When it comes to coal leasing and production, the department has restarted a review of the program — initiated under the Obama administration in early 2016 — but it’s unclear when that will be completed. Meanwhile the department could choose not to extend existing leases, which come up for renewal every 10 or 20 years. Putting aside the 18 leases it has already renewed, the Biden administration has the opportunity to phase out another 86 during the next three years — which Nat Shoaff, a lawyer with the Sierra Club, described as “low-hanging fruit.” The law gives the Bureau of Land Management the authority to not renew them if it deems the action to be in the “public interest.”

The administration is also considering whether to allow the expansion of two major coal mines, the Alton mine in Utah and the Spring Creek mine in Montana, and is moving forward with on- and offshore oil and gas lease sales scheduled for next year.

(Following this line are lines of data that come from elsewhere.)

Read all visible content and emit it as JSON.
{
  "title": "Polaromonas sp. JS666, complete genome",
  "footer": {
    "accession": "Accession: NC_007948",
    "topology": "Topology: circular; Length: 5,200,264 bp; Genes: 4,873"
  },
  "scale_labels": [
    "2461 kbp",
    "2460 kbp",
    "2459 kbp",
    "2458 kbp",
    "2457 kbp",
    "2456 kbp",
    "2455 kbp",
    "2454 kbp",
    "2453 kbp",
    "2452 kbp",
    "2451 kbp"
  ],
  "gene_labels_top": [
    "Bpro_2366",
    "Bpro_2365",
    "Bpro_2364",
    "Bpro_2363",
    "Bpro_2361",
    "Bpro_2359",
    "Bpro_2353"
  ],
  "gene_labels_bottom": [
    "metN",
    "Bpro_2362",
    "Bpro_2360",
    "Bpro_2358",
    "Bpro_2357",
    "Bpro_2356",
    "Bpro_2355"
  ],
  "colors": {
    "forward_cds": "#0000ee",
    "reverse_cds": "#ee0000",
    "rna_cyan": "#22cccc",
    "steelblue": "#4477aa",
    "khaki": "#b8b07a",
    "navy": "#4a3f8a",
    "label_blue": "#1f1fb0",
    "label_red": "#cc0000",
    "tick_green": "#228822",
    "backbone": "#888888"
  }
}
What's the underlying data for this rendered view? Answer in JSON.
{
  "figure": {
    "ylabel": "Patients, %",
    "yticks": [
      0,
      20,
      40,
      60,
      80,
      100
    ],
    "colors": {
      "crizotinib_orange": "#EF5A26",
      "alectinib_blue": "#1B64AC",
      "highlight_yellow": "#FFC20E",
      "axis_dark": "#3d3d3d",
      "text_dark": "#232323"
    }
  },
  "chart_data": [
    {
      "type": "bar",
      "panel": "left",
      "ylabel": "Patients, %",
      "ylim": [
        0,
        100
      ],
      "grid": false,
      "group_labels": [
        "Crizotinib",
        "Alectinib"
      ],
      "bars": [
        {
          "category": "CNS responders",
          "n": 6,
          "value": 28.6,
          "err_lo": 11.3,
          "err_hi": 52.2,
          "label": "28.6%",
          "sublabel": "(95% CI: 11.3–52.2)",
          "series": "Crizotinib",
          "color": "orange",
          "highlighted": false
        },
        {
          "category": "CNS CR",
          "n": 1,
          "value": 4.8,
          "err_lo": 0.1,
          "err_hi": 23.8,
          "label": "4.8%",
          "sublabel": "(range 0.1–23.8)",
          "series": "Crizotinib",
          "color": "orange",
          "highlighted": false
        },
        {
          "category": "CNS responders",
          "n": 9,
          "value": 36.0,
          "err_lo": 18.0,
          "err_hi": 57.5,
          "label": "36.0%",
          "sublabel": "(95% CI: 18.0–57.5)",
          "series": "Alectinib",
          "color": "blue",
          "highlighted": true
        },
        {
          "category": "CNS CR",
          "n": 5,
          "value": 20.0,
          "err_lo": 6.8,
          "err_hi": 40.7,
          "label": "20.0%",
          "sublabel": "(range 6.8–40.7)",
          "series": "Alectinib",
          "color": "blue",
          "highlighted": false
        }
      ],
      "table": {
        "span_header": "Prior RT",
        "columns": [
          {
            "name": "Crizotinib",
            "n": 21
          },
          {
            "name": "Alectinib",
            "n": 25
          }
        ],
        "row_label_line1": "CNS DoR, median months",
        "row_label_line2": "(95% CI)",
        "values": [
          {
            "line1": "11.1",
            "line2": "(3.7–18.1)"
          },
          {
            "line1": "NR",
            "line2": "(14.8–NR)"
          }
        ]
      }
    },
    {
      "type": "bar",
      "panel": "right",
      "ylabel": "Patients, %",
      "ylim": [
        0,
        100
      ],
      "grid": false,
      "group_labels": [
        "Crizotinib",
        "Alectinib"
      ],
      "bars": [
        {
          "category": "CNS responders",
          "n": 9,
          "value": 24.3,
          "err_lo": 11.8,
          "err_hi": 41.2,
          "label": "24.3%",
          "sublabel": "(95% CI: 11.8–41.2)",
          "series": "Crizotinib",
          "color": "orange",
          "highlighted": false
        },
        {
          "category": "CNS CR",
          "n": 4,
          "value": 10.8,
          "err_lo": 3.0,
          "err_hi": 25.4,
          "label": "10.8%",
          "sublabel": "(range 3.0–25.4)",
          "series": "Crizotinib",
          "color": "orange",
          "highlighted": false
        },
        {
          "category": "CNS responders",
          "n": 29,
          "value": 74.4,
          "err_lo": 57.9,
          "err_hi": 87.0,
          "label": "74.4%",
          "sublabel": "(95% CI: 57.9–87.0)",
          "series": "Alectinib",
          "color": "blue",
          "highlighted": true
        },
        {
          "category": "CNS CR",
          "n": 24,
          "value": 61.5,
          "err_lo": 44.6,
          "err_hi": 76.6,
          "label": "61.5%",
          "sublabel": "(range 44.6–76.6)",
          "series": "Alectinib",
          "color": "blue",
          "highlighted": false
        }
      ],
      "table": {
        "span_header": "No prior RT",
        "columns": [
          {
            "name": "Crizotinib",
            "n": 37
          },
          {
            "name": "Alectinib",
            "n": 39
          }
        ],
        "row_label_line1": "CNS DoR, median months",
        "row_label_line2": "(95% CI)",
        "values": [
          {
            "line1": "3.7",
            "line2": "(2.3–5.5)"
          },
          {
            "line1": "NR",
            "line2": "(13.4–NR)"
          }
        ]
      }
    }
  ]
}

When Haaland arrived in Glasgow for the climate summit, protesters demanding an end to new leasing and development on federal lands were there to greet her. It was a direct response to the largest-ever offshore-lease sale in the Gulf of Mexico, planned for Nov. 17, five days after the end of the summit. Despite the court order overturning the pause on leasing, the administration could have delayed the sale and significantly reduced the amount of acreage on offer under the Outer Continental Shelf Lands Act, according to a lawsuit filed by four environmental organizations that asked the administration to conduct a new environmental analysis.

Leshy says the Biden administration has been “hamstrung” by the Louisiana court ruling and still has time to follow through on its campaign promises. But others say Biden’s first year in office has been a squandered opportunity.

“There’s a lot of rhetoric from this administration about the need to take action on climate,” Tisdel said. “But not only is the administration not doing everything it could — it’s not doing anything, really.”